Much of the media coverage of the march was dominated by violence that erupted between police and a small group of protesters, resulting in five arrests.
While organizers said that the small group of black-clad anarchists who sparred with police, allegedly throwing rocks and bottles, didn’t represent the agenda of the march, others claim the police violence was unprovoked. Police used horses and pepper spray that reportedly affected several small children and families downwind from the incident.
Overall, though, the atmosphere of the march was peaceful and powerful, according to Castro.
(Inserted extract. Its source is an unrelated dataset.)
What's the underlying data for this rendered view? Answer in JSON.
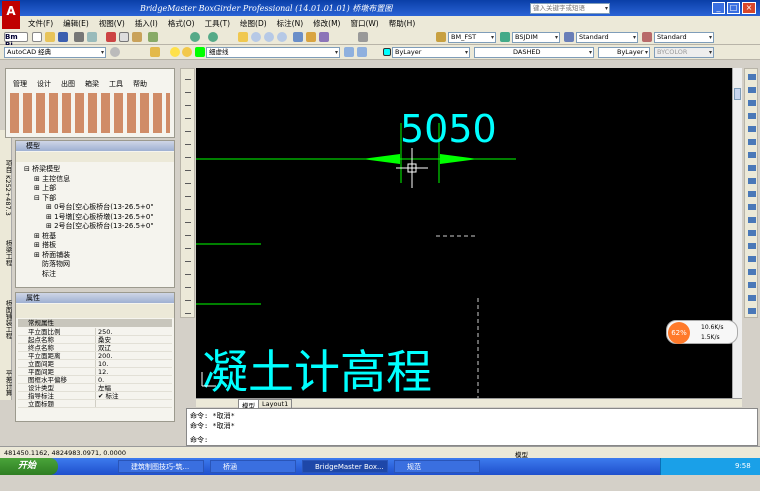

Speakers included Dolores Huerta, cofounder of the United Farm Workers, as well as singers Linda Ronstadt and Zach de la Rocha.
“People have seen that Obama hasn’t really done anything on immigration reform and the injustice in Arizona is still happening,” said Castro, explaining the high turnout at the march in spite of diminished national media attention on Arpaio’s abuses.
Castro also referred to the anger locally at the passage of HB 2008 late last year, a new state law that requires public employees to report any undocumented immigrants who request public benefits. This law is adding to the anti-immigrant climate in Arizona that Arpaio has spearheaded.
“But as Arpaio continues his attacks, we’ve seen constant national solidarity with the immigrant community here,” said Castro, adding that local groups like the Puente Movement will continue to protest against Arpaio, as it has for the past year and a half.
Arizona has become a testing ground for anti-immigrant laws, which reactionary policymakers seek to impose on a national scale. It will take a revived national immigrant rights movement to resist such bigoted policies that terrorize immigrants in Arizona and in other parts of the country–a movement that stands with the immigrant community in Arizona and accepts nothing less than full legalization.